Gylve “Fenriz” Nagell, as featured in Until the Light Takes Us
They knew the question before I was finished asking it. I was talking with filmmakers Aaron Aites and Audrey Ewell at the launch party for their documentary Until the Light Takes Us at The Knitting Factory. I was starting to inquire as to why a party celebrating a film about black metal bands wouldn’t include some, you know, black metal bands. Both began to smile, and Ewell laid it out for me in disarmingly simple terms.
“The distributor said to us, ‘Let’s have a party to promote the film,’” she explained, “and we said, ‘Let’s have our friends play it.’”
It turns out that their musically-inclined cronies have more of a penchant for chilled-out guitar ballads and looping, textured instrumental pieces than the head-thrashers chronicled in Aites and Ewell’s movie (opening at Cinema Village Dec. 4).
Not that this seemed to bother anybody at the well-attended show, which featured Papa M, Soft Circle, Rain Machine and Kevin Barker.
“It doesn’t really make a difference that the music played tonight isn’t the music in the movie,” observed Phil Gasper, 24, of Bushwick. “To meld the film and the party, you would have to fly in some actual Norwegian black metal bands, which I’m assuming isn’t feasible.”

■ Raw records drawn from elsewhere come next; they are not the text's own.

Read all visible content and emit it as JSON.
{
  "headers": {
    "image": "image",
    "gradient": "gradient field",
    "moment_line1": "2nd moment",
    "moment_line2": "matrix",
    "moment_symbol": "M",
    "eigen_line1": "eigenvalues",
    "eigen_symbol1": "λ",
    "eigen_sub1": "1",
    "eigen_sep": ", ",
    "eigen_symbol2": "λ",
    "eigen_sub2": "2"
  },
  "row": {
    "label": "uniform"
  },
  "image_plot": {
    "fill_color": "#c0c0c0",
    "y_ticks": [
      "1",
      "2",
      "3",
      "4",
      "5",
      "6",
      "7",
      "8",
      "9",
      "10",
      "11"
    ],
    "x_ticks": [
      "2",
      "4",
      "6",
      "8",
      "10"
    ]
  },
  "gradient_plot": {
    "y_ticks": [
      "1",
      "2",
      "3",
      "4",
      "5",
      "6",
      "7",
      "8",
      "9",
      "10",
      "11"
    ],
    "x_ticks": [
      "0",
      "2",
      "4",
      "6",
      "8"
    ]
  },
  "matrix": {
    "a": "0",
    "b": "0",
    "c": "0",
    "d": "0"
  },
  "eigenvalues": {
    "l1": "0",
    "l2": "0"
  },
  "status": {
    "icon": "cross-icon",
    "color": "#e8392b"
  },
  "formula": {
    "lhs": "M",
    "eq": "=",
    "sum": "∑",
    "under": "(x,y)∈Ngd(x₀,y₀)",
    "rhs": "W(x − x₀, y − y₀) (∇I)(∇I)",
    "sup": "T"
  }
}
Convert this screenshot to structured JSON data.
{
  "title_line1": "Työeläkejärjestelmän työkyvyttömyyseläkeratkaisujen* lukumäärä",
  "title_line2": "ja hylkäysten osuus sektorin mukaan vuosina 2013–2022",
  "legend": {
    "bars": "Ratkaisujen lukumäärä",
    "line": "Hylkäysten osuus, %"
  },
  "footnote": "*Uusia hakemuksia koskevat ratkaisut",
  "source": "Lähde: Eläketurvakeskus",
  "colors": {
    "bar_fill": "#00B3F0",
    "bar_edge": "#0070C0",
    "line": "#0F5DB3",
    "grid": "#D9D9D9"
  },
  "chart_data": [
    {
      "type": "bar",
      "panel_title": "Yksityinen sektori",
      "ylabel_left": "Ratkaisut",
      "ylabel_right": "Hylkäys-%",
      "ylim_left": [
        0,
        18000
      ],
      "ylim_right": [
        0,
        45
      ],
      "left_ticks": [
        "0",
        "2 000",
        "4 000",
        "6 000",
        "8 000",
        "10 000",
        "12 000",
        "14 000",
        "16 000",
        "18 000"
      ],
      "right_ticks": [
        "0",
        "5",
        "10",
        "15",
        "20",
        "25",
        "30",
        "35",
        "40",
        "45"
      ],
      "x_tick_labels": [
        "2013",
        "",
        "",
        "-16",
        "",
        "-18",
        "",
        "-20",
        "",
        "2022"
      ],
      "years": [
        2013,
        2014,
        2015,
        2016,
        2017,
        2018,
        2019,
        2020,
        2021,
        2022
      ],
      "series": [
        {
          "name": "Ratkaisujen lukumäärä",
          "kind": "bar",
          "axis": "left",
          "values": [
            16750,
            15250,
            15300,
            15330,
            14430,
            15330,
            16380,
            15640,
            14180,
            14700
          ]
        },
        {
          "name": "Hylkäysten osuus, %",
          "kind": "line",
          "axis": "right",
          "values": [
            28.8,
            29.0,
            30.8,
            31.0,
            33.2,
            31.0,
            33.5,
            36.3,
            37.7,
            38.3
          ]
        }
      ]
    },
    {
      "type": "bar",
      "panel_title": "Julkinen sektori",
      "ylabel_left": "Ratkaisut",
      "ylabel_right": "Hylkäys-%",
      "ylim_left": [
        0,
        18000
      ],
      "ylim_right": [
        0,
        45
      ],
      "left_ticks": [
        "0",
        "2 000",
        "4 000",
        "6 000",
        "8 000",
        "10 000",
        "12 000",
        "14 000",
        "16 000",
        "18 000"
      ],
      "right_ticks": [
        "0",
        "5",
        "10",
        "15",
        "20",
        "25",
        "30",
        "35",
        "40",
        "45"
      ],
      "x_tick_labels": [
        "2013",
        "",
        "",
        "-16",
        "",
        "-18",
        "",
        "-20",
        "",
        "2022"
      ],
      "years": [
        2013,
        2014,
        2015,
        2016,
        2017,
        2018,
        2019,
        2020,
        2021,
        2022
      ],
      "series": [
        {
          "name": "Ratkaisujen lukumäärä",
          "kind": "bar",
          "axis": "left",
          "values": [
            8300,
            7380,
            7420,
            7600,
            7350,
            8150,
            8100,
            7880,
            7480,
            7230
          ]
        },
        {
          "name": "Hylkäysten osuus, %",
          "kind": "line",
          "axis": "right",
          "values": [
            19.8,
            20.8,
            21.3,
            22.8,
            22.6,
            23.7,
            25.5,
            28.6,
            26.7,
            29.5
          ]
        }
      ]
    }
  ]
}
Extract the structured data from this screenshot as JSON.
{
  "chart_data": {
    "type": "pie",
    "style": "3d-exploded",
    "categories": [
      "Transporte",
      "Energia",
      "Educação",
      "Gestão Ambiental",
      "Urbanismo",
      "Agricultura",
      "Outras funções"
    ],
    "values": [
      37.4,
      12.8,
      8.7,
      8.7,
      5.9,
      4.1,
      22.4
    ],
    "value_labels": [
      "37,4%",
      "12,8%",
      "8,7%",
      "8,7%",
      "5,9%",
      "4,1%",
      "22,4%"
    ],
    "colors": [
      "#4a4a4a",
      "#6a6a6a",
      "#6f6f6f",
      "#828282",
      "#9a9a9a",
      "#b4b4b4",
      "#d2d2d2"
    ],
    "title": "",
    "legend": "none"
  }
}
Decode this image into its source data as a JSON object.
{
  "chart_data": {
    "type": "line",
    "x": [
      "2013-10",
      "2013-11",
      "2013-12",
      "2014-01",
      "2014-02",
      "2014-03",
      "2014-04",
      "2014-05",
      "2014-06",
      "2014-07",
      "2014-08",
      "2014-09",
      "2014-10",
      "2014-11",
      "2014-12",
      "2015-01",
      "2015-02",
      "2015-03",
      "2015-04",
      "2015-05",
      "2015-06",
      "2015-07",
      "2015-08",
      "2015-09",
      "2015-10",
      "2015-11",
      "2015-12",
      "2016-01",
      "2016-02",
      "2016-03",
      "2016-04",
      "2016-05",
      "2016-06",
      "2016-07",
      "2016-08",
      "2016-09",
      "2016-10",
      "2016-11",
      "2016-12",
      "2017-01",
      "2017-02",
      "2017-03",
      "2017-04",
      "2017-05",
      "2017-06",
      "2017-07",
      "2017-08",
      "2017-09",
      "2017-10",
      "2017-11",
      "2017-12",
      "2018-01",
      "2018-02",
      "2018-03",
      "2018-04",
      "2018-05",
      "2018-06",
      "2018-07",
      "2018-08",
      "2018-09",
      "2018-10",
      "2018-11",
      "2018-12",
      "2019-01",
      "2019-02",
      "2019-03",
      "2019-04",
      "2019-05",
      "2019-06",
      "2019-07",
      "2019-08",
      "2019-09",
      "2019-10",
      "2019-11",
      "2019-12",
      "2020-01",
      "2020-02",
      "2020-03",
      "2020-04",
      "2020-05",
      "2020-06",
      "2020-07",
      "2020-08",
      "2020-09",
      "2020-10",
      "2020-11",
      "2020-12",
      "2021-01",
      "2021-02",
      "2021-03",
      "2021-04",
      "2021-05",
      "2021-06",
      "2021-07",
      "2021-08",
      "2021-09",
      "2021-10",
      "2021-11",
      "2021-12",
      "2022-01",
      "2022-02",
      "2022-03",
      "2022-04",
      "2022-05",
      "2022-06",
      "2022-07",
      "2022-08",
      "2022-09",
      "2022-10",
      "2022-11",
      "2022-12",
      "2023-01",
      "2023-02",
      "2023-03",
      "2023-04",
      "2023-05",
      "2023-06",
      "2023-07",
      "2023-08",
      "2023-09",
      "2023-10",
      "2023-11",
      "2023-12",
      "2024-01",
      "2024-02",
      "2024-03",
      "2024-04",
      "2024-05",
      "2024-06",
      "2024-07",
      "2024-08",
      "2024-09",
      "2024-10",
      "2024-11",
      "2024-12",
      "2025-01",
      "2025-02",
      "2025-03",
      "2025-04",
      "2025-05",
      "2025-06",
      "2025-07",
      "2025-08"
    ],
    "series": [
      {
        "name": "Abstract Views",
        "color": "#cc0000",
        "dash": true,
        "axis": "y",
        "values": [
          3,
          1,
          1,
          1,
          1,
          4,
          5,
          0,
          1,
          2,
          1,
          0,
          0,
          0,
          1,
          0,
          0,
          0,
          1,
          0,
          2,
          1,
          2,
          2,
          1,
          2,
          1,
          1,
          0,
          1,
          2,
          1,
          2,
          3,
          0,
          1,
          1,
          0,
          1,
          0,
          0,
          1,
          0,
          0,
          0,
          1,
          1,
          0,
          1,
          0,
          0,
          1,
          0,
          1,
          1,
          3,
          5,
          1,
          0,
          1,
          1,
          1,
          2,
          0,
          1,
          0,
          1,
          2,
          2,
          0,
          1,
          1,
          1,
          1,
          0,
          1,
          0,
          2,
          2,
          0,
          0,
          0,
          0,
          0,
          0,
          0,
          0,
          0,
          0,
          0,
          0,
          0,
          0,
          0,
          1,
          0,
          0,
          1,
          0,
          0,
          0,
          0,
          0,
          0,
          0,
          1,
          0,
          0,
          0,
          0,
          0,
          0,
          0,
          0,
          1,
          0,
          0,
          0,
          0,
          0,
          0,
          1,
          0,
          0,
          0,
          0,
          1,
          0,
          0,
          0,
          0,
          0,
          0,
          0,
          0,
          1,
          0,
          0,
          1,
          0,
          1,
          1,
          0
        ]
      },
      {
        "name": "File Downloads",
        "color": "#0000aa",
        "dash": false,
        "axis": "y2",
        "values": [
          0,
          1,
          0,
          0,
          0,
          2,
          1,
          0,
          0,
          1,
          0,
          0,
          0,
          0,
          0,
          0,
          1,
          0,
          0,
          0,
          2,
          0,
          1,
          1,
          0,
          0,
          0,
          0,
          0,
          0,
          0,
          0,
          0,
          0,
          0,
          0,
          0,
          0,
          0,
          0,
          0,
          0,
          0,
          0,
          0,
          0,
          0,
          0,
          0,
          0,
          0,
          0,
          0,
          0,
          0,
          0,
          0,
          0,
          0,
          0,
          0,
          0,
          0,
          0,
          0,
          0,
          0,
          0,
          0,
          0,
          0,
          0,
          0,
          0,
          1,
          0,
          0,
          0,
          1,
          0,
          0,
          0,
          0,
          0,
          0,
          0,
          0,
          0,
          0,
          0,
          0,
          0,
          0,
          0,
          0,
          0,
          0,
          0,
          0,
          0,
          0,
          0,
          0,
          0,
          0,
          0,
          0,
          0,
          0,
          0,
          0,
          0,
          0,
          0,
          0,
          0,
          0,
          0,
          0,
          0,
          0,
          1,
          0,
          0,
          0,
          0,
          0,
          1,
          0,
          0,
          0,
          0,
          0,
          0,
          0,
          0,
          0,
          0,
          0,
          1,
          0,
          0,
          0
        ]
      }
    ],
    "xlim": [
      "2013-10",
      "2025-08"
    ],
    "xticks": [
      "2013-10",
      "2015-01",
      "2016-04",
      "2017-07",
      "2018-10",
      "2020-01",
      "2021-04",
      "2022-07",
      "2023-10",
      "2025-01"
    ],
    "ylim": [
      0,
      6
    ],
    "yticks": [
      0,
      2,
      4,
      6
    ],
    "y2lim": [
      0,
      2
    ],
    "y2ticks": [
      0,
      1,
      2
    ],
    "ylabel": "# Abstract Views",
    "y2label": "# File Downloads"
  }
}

Arthur Polendo, 44, all the way from Harlem, said that the draw for him wasn’t the film at all, but the chance to see Papa M. He reminisced about listening to the band’s 1999 album, Live from a Shark Cage, when he lived in San Antonio earlier this decade, getting lost in its hypnotic repetitions as he laid down cement for his parents.
“That album holds a sense of importance to me,” Polendo told me between sets.
The whole night had a feeling of laid-back magnanimity, with each act pausing to applaud the filmmakers. Kyp Malone, the TV on the Radio singer/guitarist and sole member of Rain Machine, literally raised the glass he brought on stage to toast the duo (he and Aites are both members of another band, Iran).
Malone also advised the warm but sedate crowd that it was all right to loosen up a bit, suggesting behavior that might not be out of place at a black metal show.
“If you ever just want to take your clothes off or light something on fire or just be a part of the show, don’t be afraid,” Malone told the audience, who responded with a few well-meaning whoops but, alas, no acts of public nudity or pyromania.